My husband and I watched a documentary on a guy who has been preaching the end of the world for at least 25 years, which happens to be about the length of time I've been alive. I wonder if this qualifies me as living on the edge? If it does I don't feel anymore dangerous than I did yesterday, other than I tried on a new mascara without my contacts in.

Seriously though, the movie got me into a panic. I started thinking about what I have in the pantry and how long the public water supply would last. I even thought of which neighbors I would shoot if the med supply got low. As we watched the movie I sank into a mixture of depression and anxiety. If society as I know it broke down, it's not the loss of government, convenience, or fast food that I would mourn. It would probably be the loss of my sense of security. Although the more that I think about it I don't really have a sense of security to begin with. I always feel that the media at large is constantly saying the world is crumbling around us. The fact that people like Sarah Palin are trying to tell me everything is going to be ok isn't helping. I  might believe her if she was trying to sell me a bumpit, but not social security.

So what if? Well, we could head for the hills and build a cabin. This idea was shot down pretty quickly by the apocalyptic documentary, the guy said we'd probably be shot by the people who already live in cabins in the mountains. So, what do we do then? He basically said to pee on your lawn and grow your own food. Really.
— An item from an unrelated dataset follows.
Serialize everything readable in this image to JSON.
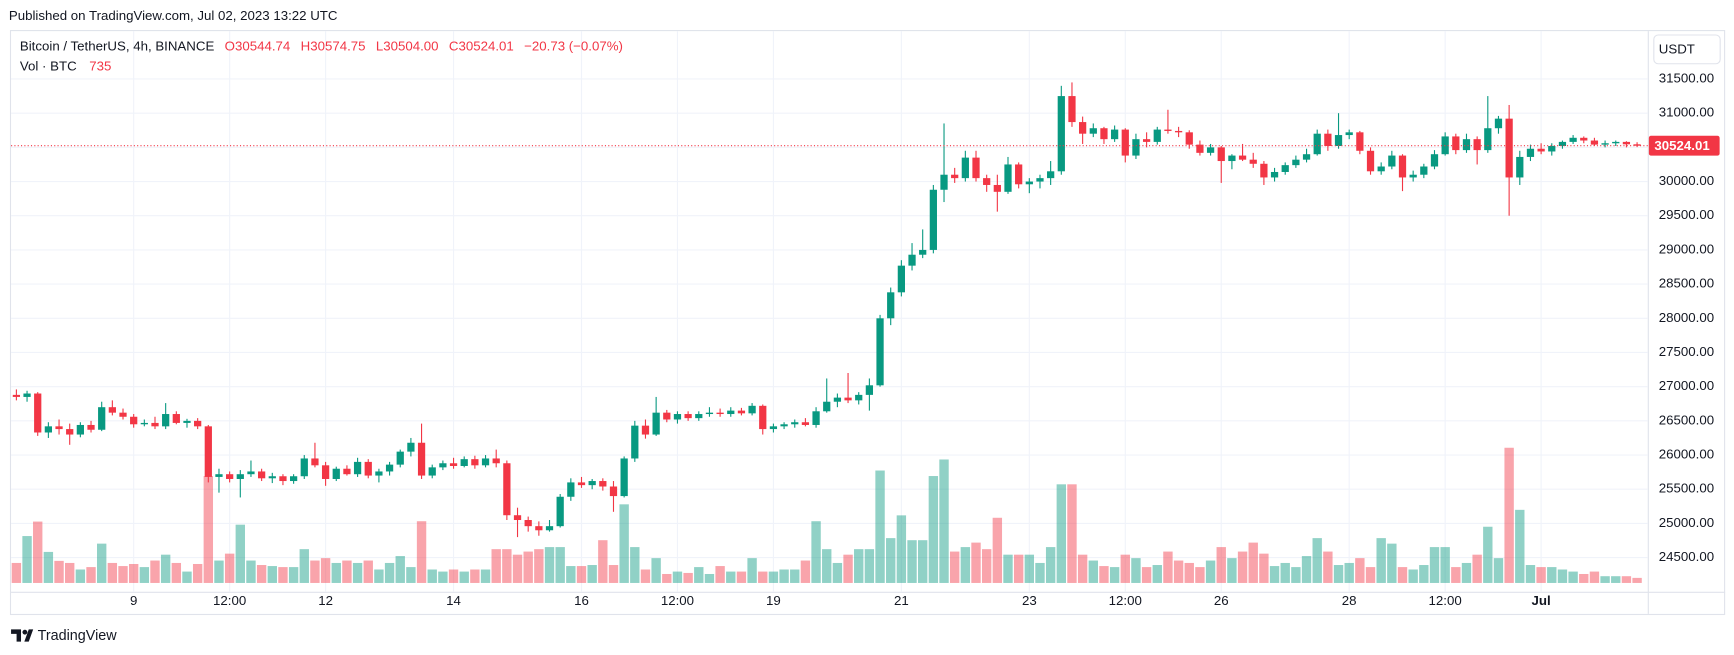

Besides the idea of peeing on the very ground that my food is supposed to then grow from, it made sense: If you can grow your own food and learn to live off the land you'll make it. I am somewhat confidant that if I needed to, I could feed my small family with a garden. We would probably be happier that way really.

Phew. I feel a little better. Except that I can't even keep my houseplants green. I'm a woman who wants a cactus garden just so the plants last a little longer. I'll just count on some primordial instincts kicking in when I need them most. It may involve peeing on my lawn.